Smarter logistics and resource use
Finally, AI can support more efficient movement and use of resources. Route‑optimisation and load‑planning tools improve vehicle utilisation and reduce fuel consumption, while smart‑building controls continuously adjust lighting, HVAC and water systems to match occupancy and conditions.
These only qualify as green‑by‑AI if they are tied to explicit environmental KPIs and monitored over time, for example:
- Kilowatt‑hours saved
- Tonnes of CO₂e avoided
- Cubic metres of water conserved
As with defining “Team Enstone” across eras, the hard part is not just the optimisation itself but deciding what to optimise for. Are we trying to minimise emissions per unit of revenue, per shipment, or in absolute terms across a fleet or portfolio?

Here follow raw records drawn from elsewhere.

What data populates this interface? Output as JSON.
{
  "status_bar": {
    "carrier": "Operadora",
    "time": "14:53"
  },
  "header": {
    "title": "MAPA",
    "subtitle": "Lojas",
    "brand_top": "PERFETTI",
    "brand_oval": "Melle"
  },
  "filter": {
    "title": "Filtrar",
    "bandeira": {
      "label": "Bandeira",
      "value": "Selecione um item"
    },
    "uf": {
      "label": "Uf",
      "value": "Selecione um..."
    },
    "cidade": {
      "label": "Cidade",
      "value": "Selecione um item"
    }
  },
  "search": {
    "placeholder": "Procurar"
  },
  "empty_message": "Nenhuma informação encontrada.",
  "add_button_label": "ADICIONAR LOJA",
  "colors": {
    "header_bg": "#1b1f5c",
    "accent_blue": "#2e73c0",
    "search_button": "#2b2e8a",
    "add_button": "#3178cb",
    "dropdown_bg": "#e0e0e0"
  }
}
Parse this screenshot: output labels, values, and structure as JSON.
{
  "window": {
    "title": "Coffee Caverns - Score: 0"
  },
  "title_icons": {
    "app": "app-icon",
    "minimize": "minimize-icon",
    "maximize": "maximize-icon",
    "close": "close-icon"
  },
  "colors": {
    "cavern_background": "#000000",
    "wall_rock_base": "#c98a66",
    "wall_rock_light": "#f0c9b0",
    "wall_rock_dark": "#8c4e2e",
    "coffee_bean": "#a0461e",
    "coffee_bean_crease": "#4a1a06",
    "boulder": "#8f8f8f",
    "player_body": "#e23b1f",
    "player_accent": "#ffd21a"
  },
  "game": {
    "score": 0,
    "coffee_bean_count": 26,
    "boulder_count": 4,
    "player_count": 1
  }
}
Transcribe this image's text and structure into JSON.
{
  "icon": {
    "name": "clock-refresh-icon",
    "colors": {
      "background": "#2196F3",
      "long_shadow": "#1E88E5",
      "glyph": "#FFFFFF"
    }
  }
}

Efficiency also brings risk: as processes become cheaper and faster, total activity can increase and offset gains. ESG teams should therefore watch for rebounds, ensuring that efficiency improvements are accompanied by absolute targets or caps where climate and water constraints are binding.

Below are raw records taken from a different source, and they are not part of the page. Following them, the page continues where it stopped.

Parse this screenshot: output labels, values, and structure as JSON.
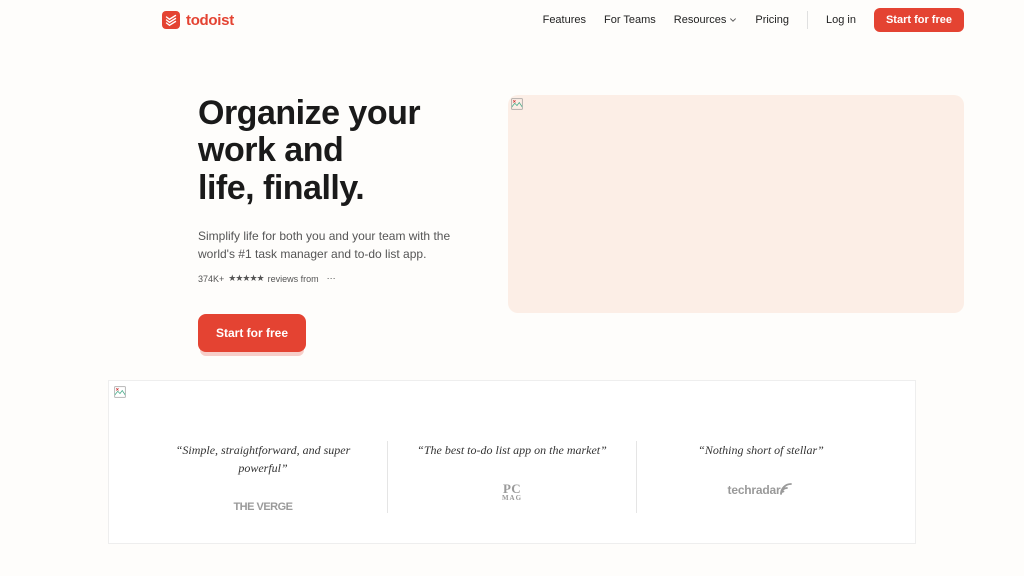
{
  "brand": {
    "name": "todoist"
  },
  "nav": {
    "features": "Features",
    "for_teams": "For Teams",
    "resources": "Resources",
    "pricing": "Pricing",
    "log_in": "Log in",
    "cta": "Start for free"
  },
  "hero": {
    "title_line1": "Organize your",
    "title_line2": "work and",
    "title_line3": "life, finally.",
    "subtitle": "Simplify life for both you and your team with the world's #1 task manager and to-do list app.",
    "reviews_count": "374K+",
    "reviews_stars": "★★★★★",
    "reviews_text": "reviews from",
    "cta": "Start for free"
  },
  "testimonials": [
    {
      "quote": "“Simple, straightforward, and super powerful”",
      "source": "THE VERGE",
      "logo": "verge"
    },
    {
      "quote": "“The best to-do list app on the market”",
      "source_line1": "PC",
      "source_line2": "MAG",
      "logo": "pcmag"
    },
    {
      "quote": "“Nothing short of stellar”",
      "source": "techradar",
      "logo": "techradar"
    }
  ]
}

ESG and procurement: making sustainable AI non‑negotiable
To move from theory to practice, ESG and procurement need to be decision‑makers in AI, not spectators.
On governance, ESG, IT, security and legal should jointly own AI strategy, because AI now affects emissions, water use and broader environmental risk as much as it does revenue. That means explicitly linking AI programmes to Scope 2 and relevant Scope 3 categories in existing greenhouse‑gas inventories, as well as emerging water metrics where regulators and investors are starting to focus.
Procurement is the enforcement arm. Sustainability clauses should become standard in AI and cloud RFPs, covering lifecycle emissions data for hardware and facilities, regular energy and water reporting at a useful level of granularity, reduction roadmaps and independent assurance where feasible. An “AI lifecycle” view, analogous to a software development lifecycle, helps here: environmental performance should be considered at design, training, deployment and retirement, not bolted on post‑hoc.
On reporting and transparency, EU rules now require standardised facility‑level data‑center disclosures that feed into national systems and ESG frameworks. Organisations that cannot trace the energy and water use associated with their AI workloads will increasingly struggle to produce credible ESG reports or meet sustainable‑finance requirements. Emerging state‑level moves, such as US laws mandating data‑center water‑use tracking, show that this is not just a European phenomenon.
Finally, there is brand and stakeholder trust. If customers, employees and communities perceive AI as a black box that drains scarce water or drives emissions without disclosure, reputational risk rises quickly. In the near future, sustainable AI will be a default procurement requirement and a baseline brand expectation, not an optional add‑on. Organisations that learn to ask hard questions, and are willing to walk away from opaque offerings, will be best positioned as regulation and stakeholder scrutiny tighten. In that sense, sustainable AI is not a side constraint on innovation; it is the architecture that will determine which forms of AI can survive in a resource‑constrained world.